Yet, despite recent layoffs in the tech sector and increasing concerns over a lack of funding, our research at OCR Labs, in collaboration with fintech consultancy FINTRAIL, has shown that fintech companies are taking proactive measures to combat fraud by investing in their fraud prevention capabilities.
It's easy to see why. According to a report by UK Finance, fraud losses cost £609.8 million in the first half of 2022 alone. This figure could have been worse had financial organisations not also prevented just under £584 million from being stolen during those six months.
For our Fighting Identity Fraud in an Economic Downturn survey, we asked 50 global members of FINTRAIL's FinTech FinCrime Exchange, a global network of fintechs, to share their experience of fraud. Almost 60% revealed they had seen a spike in fraud in the last 12 months. 58% said that both the value of fraud (the amount of money stolen) and the volume of fraud (the number of fraud attacks) have soared.
With another surge in scams expected in 2023, fintechs need to not only keep up with fraudsters but keep ahead of them.
Of course, this is easier said than done. As digital transactions increase, cybercriminals are becoming more sophisticated in their attempts to carry out online fraud.
Take synthetic identity fraud, where a fraudster uses a combination of real and fabricated identity credentials to create a new identity.

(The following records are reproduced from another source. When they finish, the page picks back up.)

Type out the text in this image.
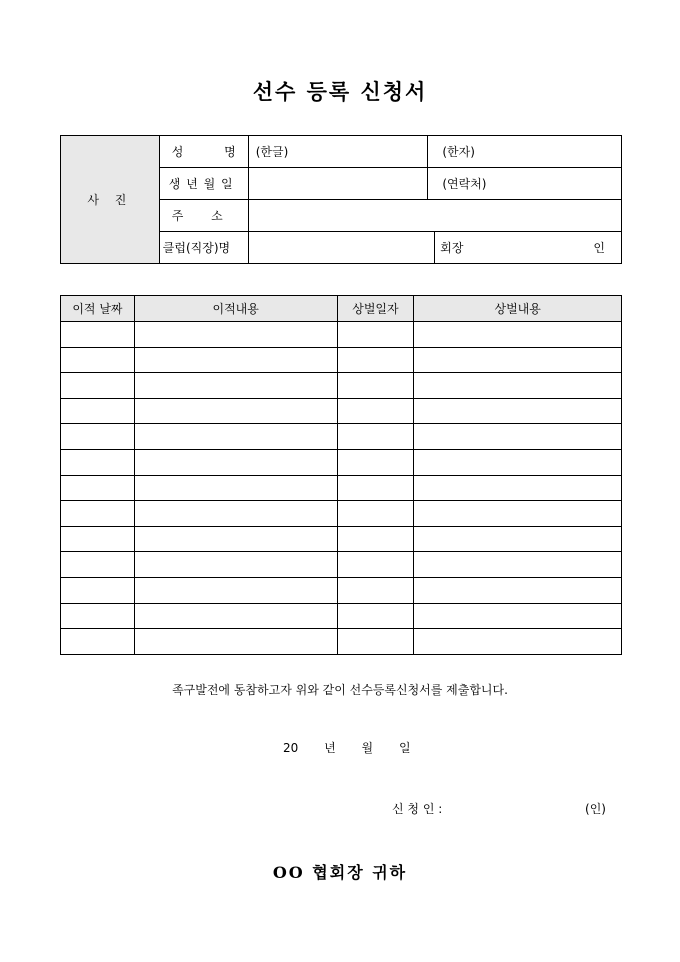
선수 등록 신청서
사 진	성 명	(한글)	(한자)	
	생 년 월 일		(연락처)	

	주 소			

	클럽(직장)명			회장 인
이적 날짜	이적내용	상벌일자	상벌내용

족구발전에 동참하고자 위와 같이 선수등록신청서를 제출합니다.
20 년 월 일
신 청 인 :	(인)
OO 협회장 귀하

This identity will pass some less sophisticated checks, allowing the fraudster to open accounts and build a paper trail. This strengthens the new identity over time so that, eventually, it's credible enough to pass more rigorous identity checks – like those used by fintechs.
The rise of deepfakes - AI-generated media used by fraudsters to deceive people into believing they are real - has also made fraud prevention more challenging than ever. Deepfakes and synthetic document images can go undetected for longer periods of time, therefore maximising the return on investment for fraudsters.
Turning to automated solutions
One of the main challenges faced by fintechs is the length of time spent reviewing fraud cases, which can delay the resolution process and cause frustration for customers. To address this issue, nearly two-thirds of fintechs plan to add new automated identity verification (IDV) technology that can detect true human liveness, reducing the time required for manual review.
IDV software can help prevent fraud by verifying a user's identity through a variety of methods, such as document verification, biometric authentication, and liveness detection.
But it's important to use IDV software that stops fraudsters with zero bias for all users to protect against discrimination on the basis of race, age and gender. False positives, where legitimate users are mistakenly identified as fraudulent, can be just as damaging as actual fraud.
A low-risk transaction, such as creating an account, may only require basic identity verification, such as email verification or phone verification. On the other hand, a high-risk transaction, such as opening a new line of credit, may require more robust verification, such as document verification and biometric authentication.
Some users may not have access to certain verification methods, such as a government-issued ID, so offering alternative methods, such as social media verification or knowledge-based authentication, can help ensure that everyone has an equal opportunity to verify their identity.
Additionally, IDV software can be designed with privacy in mind, ensuring that user data is securely stored and processed in compliance with data protection regulations. This can help build trust with users, who may be hesitant to provide personal information if they feel it's not being handled appropriately.
The human touch
It's important to strike a balance between investing in technology and people. Fintechs that have sound business models and execution will grow headcount, despite hard economic downturns.
Our survey reveals two-thirds of firms plan to increase their budget for fraud prevention management initiatives. Notably, nine out of 10 fintech firms are planning to hire more fraud experts in 2023, demonstrating their commitment to protecting their customers from financial harm.
But the best solution isn't always to only throw people at a problem – it's about looking at how we can gain efficiency using software. Hiring more people is a short-term solution as humans can't scale the workload fast, are prone to errors due to manual review and are costing companies more. By investing in advanced technologies like fraud prevention, AI and Machine Learning and automated digital identity verification (IDV) software, fintech companies stand the best chance of efficiently tackling fraud and ensuring their customers' financial safety.